Author Topic: Migrate Checkpoint To Juniper ISG 1000  (Read 2119 times)

leocf

  • Newbie
  • *
  • Posts: 1
  • Karma: +0/-0
    • View Profile
Migrate Checkpoint To Juniper ISG 1000
« on: August 21, 2009, 10:04:46 am »
Hello Everbody .

Someone , was migrate checkpoint to Juniper ISG 1000 ?
The migrate is Fully Manual ?

Thank You.


CookieOrc

  • Newbie
  • *
  • Posts: 5
  • Karma: +0/-0
    • View Profile
Re: Migrate Checkpoint To Juniper ISG 1000
« Reply #1 on: August 27, 2009, 02:47:03 pm »
Are you asking if migrating from a Checkpoint Firewall to a Juniper is a manual process..?

I have not used checkpoint before, but I think it is safe to assume that since these are two completely seperate platforms and although I am sure that you are able to do some of the translation in bulk, I doubt that there is a trust worthy system to automatically migrate a checkpoint FW to an ISG 1000.

On a side note the ISG1000 is a BIG boy. I am going to assume that this is going into the core of your network. I think you have to redesign your entire infrastructure.

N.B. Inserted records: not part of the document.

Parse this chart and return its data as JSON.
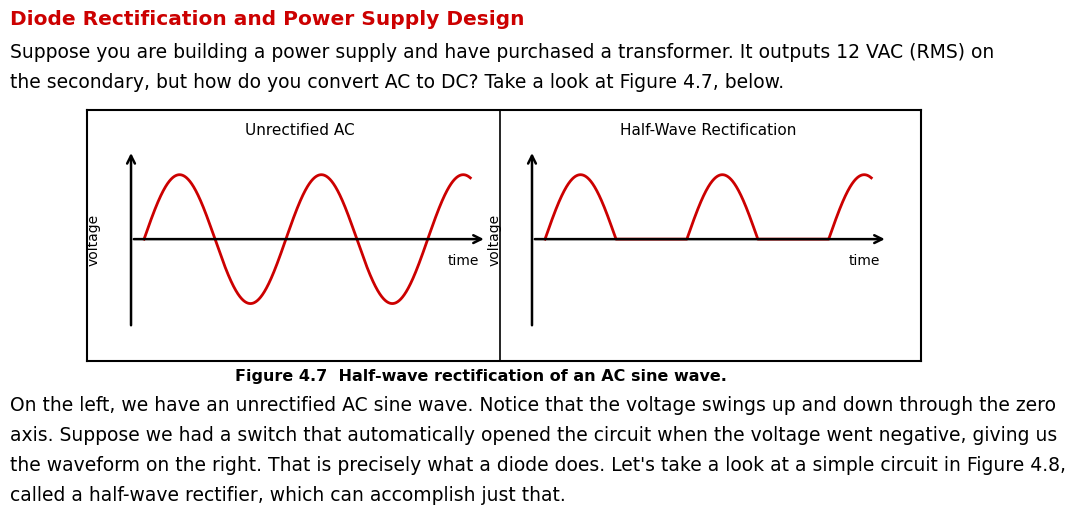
{
  "title": "Diode Rectification and Power Supply Design",
  "title_color": "#cc0000",
  "para1": "Suppose you are building a power supply and have purchased a transformer. It outputs 12 VAC (RMS) on",
  "para2": "the secondary, but how do you convert AC to DC? Take a look at Figure 4.7, below.",
  "left_panel_title": "Unrectified AC",
  "right_panel_title": "Half-Wave Rectification",
  "left_xlabel": "time",
  "right_xlabel": "time",
  "ylabel": "voltage",
  "figure_caption": "Figure 4.7  Half-wave rectification of an AC sine wave.",
  "para3": "On the left, we have an unrectified AC sine wave. Notice that the voltage swings up and down through the zero",
  "para4": "axis. Suppose we had a switch that automatically opened the circuit when the voltage went negative, giving us",
  "para5": "the waveform on the right. That is precisely what a diode does. Let's take a look at a simple circuit in Figure 4.8,",
  "para6": "called a half-wave rectifier, which can accomplish just that.",
  "wave_color": "#cc0000",
  "background_color": "#ffffff",
  "text_color": "#000000",
  "body_fontsize": 13.5,
  "title_fontsize": 14.5,
  "caption_fontsize": 11.5,
  "panel_title_fontsize": 11,
  "axis_label_fontsize": 10
}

Since I am sure the paradigm between the two companies cannot be all that similar.

kcullimo

  • Jr. Member
  • **
  • Posts: 91
  • Karma: +0/-0
    • View Profile
Re: Migrate Checkpoint To Juniper ISG 1000
« Reply #2 on: August 27, 2009, 10:23:30 pm »
You'll find that the degree of automation introduced to the migration process will vary widely depending upon whom you hire to perform the work. You should probably treat claims that completely automatic conversion tools are %100 successful by maintaining a healthy degree of skepticism. The separation/incommensurability referred to within the first reply leads to such software almost always being bundled with professional services and rarely, if ever, offered for sale as a standalone product. Design decisions/judgment calls are required far too frequently to trust the outcome to software (although the degree to which manual intervention is required shrinks daily).

(do note that, on some level, the paradigmatic nature of the difference between various manufacturers remains somewhat tempered by the fundamental goals & design of the communications protocols their products are supposed to be designed around.)

Redesigning your entire infrastructure is not always necessary, but the more flexibility you bring to the cutover process, the better your results tend to be.

A relatively safe generalization concerning conversion tools might run something like: "writing your own firewall migration automation tools provides insight into conversion issues difficult to otherwise come by/stumble upon."

Gareth

  • Newbie
  • *
  • Posts: 4
  • Karma: +0/-0
    • View Profile
Re: Migrate Checkpoint To Juniper ISG 1000
« Reply #3 on: August 28, 2009, 04:43:13 am »
Check Point creates lots of "Check Point specific" rules in its rule base, there are a ton of implied rules that it created by default. there are also the specific ports it talks to its managemnet server etc on that would be obsolite after the migration. I'd suggest not trying to automate the migration

This type of migration work is a good time to santiy check your rule base. It will be a lot more work but probably well woth it in the end


kcullimo

  • Jr. Member
  • **
  • Posts: 91
  • Karma: +0/-0
    • View Profile
Re: Migrate Checkpoint To Juniper ISG 1000
« Reply #4 on: August 28, 2009, 08:58:21 am »
There's plenty of merit associated with encouraging thoroughness & sanity checks, but removing the checkpoint-specific automation rules lends itself to automation more readily than other portions of the policy configuration.